Data augmentation is another area that could be explored to further enhance the model’s robustness. Implementing additional augmentation techniques, such as random rotations, scaling, color adjustments, and flips, could help the model to generalize better, especially when training on limited datasets. Regularization methods, such as dropout, could also be incorporated to prevent overfitting and improve the model’s performance on unseen data.

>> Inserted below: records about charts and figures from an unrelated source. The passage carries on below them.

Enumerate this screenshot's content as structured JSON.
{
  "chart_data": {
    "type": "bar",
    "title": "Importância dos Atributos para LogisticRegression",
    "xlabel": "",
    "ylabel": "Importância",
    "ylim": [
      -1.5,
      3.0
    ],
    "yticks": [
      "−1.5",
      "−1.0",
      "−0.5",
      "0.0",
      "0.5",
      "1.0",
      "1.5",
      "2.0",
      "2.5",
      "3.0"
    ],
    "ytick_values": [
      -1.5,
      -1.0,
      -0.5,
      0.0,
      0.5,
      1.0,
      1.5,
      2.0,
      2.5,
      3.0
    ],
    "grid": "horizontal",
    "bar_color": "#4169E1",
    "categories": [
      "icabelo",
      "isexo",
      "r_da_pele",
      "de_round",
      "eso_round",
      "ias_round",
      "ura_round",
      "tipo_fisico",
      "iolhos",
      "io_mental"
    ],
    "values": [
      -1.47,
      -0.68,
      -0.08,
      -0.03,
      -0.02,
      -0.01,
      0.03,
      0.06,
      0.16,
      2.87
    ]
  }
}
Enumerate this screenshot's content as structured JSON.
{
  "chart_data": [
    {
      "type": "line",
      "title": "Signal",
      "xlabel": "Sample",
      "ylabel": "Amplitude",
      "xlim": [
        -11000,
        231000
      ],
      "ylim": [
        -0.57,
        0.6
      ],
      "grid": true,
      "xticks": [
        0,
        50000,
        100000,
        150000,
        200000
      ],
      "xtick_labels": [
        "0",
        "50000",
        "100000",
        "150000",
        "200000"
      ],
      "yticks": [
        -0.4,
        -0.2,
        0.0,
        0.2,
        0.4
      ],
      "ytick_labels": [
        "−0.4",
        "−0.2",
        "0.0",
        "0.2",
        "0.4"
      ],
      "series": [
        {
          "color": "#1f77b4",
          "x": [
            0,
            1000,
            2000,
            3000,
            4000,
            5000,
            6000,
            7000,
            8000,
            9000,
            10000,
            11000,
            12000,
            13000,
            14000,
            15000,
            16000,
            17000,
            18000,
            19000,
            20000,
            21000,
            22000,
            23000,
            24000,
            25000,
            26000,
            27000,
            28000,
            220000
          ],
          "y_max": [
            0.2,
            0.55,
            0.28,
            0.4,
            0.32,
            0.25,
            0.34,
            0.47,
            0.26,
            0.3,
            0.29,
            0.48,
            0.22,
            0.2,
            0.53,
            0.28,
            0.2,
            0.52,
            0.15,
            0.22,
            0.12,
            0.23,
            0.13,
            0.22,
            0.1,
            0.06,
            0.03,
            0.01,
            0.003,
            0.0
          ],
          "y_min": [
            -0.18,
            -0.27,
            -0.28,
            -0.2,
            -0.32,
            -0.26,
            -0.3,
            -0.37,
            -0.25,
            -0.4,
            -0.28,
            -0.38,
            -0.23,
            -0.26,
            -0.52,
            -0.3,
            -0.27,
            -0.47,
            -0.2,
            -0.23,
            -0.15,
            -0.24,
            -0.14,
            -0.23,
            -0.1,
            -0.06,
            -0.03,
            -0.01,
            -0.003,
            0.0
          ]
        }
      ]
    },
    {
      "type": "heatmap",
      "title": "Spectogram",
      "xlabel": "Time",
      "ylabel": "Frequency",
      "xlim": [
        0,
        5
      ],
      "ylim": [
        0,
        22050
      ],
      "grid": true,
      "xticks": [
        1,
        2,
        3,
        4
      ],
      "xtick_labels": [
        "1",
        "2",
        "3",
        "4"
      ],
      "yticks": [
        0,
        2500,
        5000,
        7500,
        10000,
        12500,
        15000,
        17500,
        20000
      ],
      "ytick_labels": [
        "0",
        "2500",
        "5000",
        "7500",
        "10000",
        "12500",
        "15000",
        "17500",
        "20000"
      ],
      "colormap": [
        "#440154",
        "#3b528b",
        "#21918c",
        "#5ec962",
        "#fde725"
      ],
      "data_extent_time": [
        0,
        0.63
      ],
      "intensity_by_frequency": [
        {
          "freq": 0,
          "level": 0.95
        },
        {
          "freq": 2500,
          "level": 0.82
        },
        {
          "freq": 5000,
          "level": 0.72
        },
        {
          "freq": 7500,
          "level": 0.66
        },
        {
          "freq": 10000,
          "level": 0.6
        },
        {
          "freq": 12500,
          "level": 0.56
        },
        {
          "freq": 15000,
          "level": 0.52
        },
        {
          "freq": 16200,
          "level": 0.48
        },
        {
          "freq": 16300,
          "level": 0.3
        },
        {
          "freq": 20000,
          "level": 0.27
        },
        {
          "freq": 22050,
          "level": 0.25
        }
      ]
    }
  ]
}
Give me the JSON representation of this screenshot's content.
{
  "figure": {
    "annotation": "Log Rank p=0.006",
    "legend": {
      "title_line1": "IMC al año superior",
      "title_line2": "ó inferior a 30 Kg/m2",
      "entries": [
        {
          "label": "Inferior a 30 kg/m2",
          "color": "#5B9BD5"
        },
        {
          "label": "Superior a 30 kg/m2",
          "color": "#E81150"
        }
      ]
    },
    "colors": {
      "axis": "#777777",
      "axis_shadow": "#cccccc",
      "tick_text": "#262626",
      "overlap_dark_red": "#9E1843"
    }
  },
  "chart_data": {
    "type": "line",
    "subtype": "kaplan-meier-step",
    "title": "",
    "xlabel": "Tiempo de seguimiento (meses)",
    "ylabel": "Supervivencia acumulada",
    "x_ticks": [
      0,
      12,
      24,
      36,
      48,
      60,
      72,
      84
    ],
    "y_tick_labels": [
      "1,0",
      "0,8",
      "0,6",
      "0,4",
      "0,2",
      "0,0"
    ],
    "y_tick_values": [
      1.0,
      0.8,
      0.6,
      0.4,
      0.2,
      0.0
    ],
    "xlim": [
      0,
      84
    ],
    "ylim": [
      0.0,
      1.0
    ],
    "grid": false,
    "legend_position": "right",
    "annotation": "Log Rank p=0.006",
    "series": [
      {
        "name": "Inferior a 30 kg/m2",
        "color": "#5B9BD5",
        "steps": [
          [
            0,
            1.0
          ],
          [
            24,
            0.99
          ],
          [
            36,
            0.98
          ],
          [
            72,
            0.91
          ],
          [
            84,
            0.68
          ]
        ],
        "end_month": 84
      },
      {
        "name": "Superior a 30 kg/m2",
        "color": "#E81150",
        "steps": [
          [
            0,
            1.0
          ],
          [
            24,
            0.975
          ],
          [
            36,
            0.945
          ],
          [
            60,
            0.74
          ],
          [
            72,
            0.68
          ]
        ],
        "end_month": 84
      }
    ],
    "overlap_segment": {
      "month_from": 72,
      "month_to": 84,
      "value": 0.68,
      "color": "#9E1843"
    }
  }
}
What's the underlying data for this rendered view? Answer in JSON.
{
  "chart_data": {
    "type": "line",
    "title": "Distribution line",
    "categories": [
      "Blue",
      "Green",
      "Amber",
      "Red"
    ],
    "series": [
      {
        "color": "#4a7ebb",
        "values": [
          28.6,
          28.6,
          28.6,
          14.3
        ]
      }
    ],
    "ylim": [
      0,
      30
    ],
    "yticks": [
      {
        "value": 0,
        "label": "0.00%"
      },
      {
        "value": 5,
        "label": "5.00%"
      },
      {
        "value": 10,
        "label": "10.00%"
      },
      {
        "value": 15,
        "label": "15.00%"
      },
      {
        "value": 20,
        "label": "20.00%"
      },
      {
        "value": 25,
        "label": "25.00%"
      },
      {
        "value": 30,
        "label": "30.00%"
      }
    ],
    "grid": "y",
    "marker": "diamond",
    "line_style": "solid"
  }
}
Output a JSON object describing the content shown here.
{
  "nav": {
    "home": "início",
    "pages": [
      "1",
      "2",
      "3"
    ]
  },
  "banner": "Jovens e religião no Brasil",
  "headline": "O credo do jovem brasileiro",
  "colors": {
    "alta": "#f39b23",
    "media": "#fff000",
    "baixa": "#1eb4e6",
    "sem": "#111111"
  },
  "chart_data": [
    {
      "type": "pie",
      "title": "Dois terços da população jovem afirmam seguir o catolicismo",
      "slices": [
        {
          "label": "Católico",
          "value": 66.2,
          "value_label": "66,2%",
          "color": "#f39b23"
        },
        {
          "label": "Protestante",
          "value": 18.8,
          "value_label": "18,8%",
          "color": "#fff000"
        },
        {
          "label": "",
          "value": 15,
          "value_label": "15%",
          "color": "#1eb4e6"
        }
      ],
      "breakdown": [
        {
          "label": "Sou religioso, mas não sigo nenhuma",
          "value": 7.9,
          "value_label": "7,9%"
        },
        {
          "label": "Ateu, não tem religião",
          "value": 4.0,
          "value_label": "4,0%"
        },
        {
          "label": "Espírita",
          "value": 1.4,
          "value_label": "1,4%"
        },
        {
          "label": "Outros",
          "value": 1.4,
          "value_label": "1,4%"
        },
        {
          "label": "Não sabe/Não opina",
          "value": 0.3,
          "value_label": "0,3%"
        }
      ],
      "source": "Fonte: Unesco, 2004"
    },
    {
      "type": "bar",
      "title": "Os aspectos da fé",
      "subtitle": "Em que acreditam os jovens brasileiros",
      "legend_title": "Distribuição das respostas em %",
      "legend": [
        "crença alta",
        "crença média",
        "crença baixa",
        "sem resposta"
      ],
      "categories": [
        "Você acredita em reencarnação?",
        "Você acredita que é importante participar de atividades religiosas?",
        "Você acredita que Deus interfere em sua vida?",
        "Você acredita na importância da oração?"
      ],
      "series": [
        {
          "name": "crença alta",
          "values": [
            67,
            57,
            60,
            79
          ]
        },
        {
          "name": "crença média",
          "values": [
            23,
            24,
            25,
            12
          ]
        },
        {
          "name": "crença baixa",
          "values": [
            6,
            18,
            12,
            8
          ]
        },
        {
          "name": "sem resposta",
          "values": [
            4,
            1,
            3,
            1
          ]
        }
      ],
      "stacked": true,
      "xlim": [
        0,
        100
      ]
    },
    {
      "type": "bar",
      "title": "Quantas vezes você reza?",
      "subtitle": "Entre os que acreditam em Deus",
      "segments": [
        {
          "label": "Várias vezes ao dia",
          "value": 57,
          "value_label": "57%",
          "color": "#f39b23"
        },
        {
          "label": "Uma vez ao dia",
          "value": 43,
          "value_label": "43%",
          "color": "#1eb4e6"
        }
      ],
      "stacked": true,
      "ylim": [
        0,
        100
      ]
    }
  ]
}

While this study focused on binary classification, extending the model to multi-class classification tasks would be a promising direction for future research. Modifying the output layer and adjusting the loss function to handle multiple classes would make the model applicable in a wider range of applications, from medical imaging to object recognition. Additionally, the incorporation of attention mechanisms could be another useful enhancement. Through the use of attention layers, the model could focus on the most relevant parts of the input image, improving both accuracy and interpretability.
Finally, applying this model to real-world applications such as medical imaging, autonomous driving, and other fields requiring high-accuracy image classification could allow for practical validation of its performance. Testing the model across diverse datasets would allow for further refinement and adaptation to specific use cases, providing valuable insights into its potential for deployment in real-world scenarios.
Through exploration in these areas, the model can be further optimized and adapted, laying the foundation for more sophisticated systems in the context of image classification and related tasks.